BEYOND THE PINES
HOMER WATSON AND THE CONTEMPORARY CANADIAN LANDSCAPE
September 24, 2015 - January 1, 2016
JASON BROWN, JENNIFER CARVALHO, APRIL HICKOX, BRIAN JUNGEN AND DUANE LINKLATER, GAVIN LYNCH, REINHARD REITZENSTEIN, MONICA TAP
Homer Watson is considered to be one of the founders of the Canadian landscape painting tradition. He aimed to give a ‘truthful representation’ of the Canadian wilderness in his work, as distinct from the more romanticized style found in depictions of the English and European countryside. Contemporary Canadian artists looking at landscape must also find a way to access the ‘truth’ of a subject that is not only strongly represented in our national artistic history, but one that is both deeply political and personal. Placing contemporary work by emerging and established artists alongside that of Watson illustrates the universality of the quest to appreciate and capture the landscape in which we live.
A special acknowledgement and thank you to AGM Board Chair, Robert Tattersall and the Community Foundation of Mississauga for their generous sponsorship of this exhibition.

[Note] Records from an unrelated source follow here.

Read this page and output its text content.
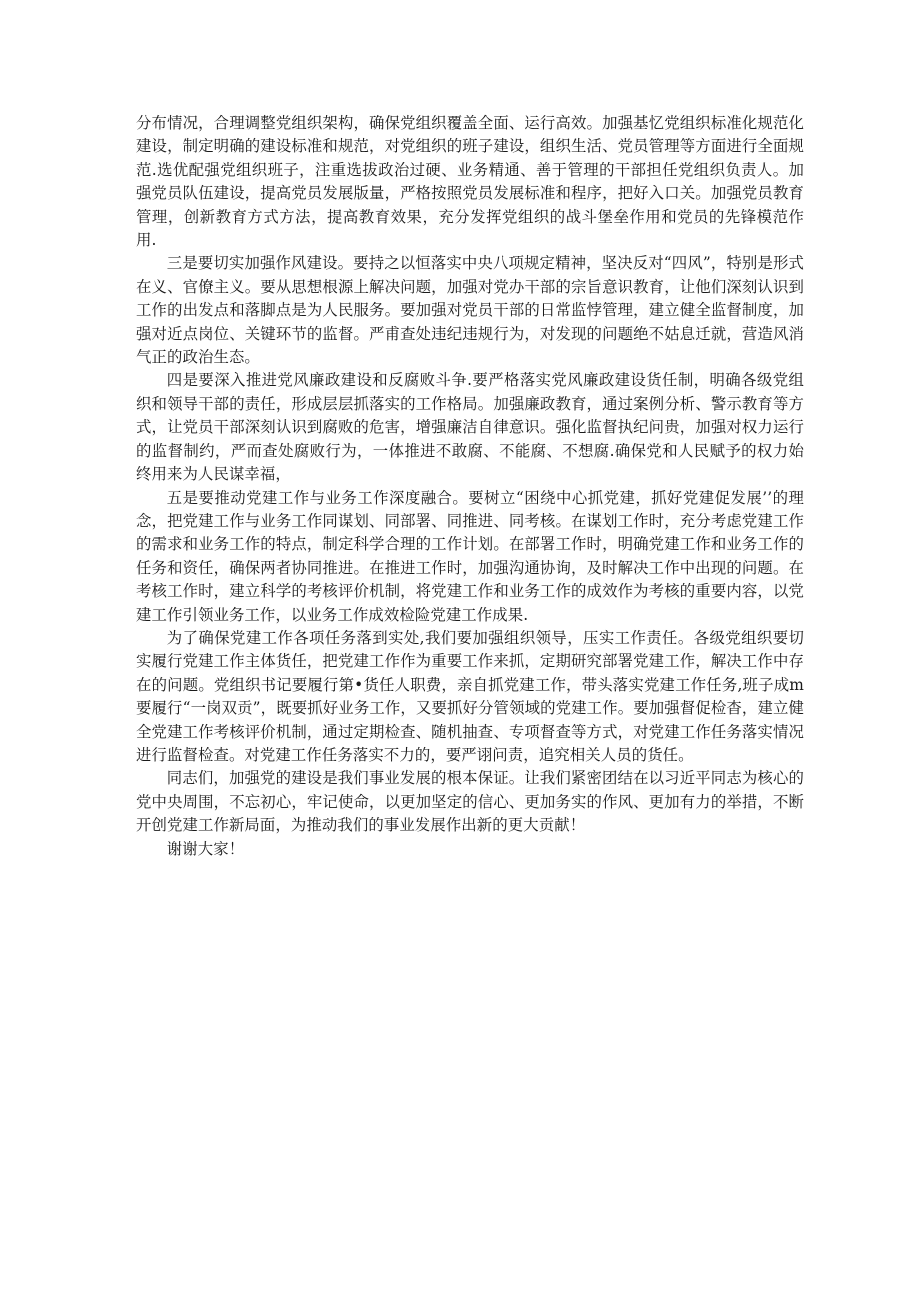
分布情况，合理调整党组织架构，确保党组织覆盖全面、运行高效。加强基忆党组织标准化规范化建设，制定明确的建设标准和规范，对党组织的班子建设，组织生活、党员管理等方面进行全面规范.选优配强党组织班子，注重选拔政治过硬、业务精通、善于管理的干部担任党组织负责人。加强党员队伍建设，提高党员发展版量，严格按照党员发展标准和程序，把好入口关。加强党员教育管理，创新教育方式方法，提高教育效果，充分发挥党组织的战斗堡垒作用和党员的先锋模范作用.

三是要切实加强作风建设。要持之以恒落实中央八项规定精神，坚决反对“四风”，特别是形式在义、官僚主义。要从思想根源上解决问题，加强对党办干部的宗旨意识教育，让他们深刻认识到工作的出发点和落脚点是为人民服务。要加强对党员干部的日常监悖管理，建立健全监督制度，加强对近点岗位、关键环节的监督。严甫查处违纪违规行为，对发现的问题绝不姑息迁就，营造风消气正的政治生态。

四是要深入推进党风廉政建设和反腐败斗争.要严格落实党风廉政建设货任制，明确各级党组织和领导干部的责任，形成层层抓落实的工作格局。加强廉政教育，通过案例分析、警示教育等方式，让党员干部深刻认识到腐败的危害，增强廉洁自律意识。强化监督执纪问贵，加强对权力运行的监督制约，严而查处腐败行为，一体推进不敢腐、不能腐、不想腐.确保党和人民赋予的权力始终用来为人民谋幸福，

五是要推动党建工作与业务工作深度融合。要树立“困绕中心抓党建，抓好党建促发展’’的理念，把党建工作与业务工作同谋划、同部署、同推进、同考核。在谋划工作时，充分考虑党建工作的需求和业务工作的特点，制定科学合理的工作计划。在部署工作时，明确党建工作和业务工作的任务和资任，确保两者协同推进。在推进工作时，加强沟通协询，及时解决工作中出现的问题。在考核工作时，建立科学的考核评价机制，将党建工作和业务工作的成效作为考核的重要内容，以党建工作引领业务工作，以业务工作成效检险党建工作成果.

为了确保党建工作各项任务落到实处,我们要加强组织领导，压实工作责任。各级党组织要切实履行党建工作主体货任，把党建工作作为重要工作来抓，定期研究部署党建工作，解决工作中存在的问题。党组织书记要履行第•货任人职费，亲自抓党建工作，带头落实党建工作任务,班子成m要履行“一岗双贡”，既要抓好业务工作，又要抓好分管领域的党建工作。要加强督促检杳，建立健全党建工作考核评价机制，通过定期检查、随机抽查、专项督查等方式，对党建工作任务落实情况进行监督检查。对党建工作任务落实不力的，要严诩问责，追究相关人员的货任。

同志们，加强党的建设是我们事业发展的根本保证。让我们紧密团结在以习近平同志为核心的党中央周围，不忘初心，牢记使命，以更加坚定的信心、更加务实的作风、更加有力的举措，不断开创党建工作新局面，为推动我们的事业发展作出新的更大贡献！

谢谢大家！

Presented in partnership with Homer Watson House & Gallery
1855 – 1936
Homer Watson devoted himself to painting the countryside of Doon (now Kitchener, Ontario). Combining romantic and realistic elements, his landscapes reflect Canada’s physical nature and early pioneer life. The house where he lived and worked for most of his adult life is called the Homer Watson House and Gallery. A self-taught artist, Watson was encouraged to paint at an early age by both his teacher and his aunt. He moved to Toronto in 1874, where he spent time in the Toronto Normal School and the Notman-Fraser photography studio. Travel continued to influence his work. He began to follow the Hudson River school after a trip to New York. In France, he learned from the plein air Barbizon painters. In 1907, Watson became a founding member and president of the Canadian Art Club. He served as president of the Royal Canadian Academy of Arts from 1918 to 1922. In 1880, the Marquis of Lorne, then-Governor General of Canada, purchased The Pioneer Mill, 1878, for Queen Victoria. This event launched Watson’s career. However, he considered The Flood Gate, 1900, to be his masterpiece. This painting later received a bronze medal at the Louisiana Purchase Exposition. In 1914, Watson was commissioned to paint the first Canadian Expeditionary Force at Valcartier, Quebec. He was awarded the bronze medal at London’s Colonial and Indian Exhibition, 1886. The following year, he won four prizes at Toronto’s Industrial Exhibition. Days after his death, the University of Western Ontario awarded Watson an honorary doctorate.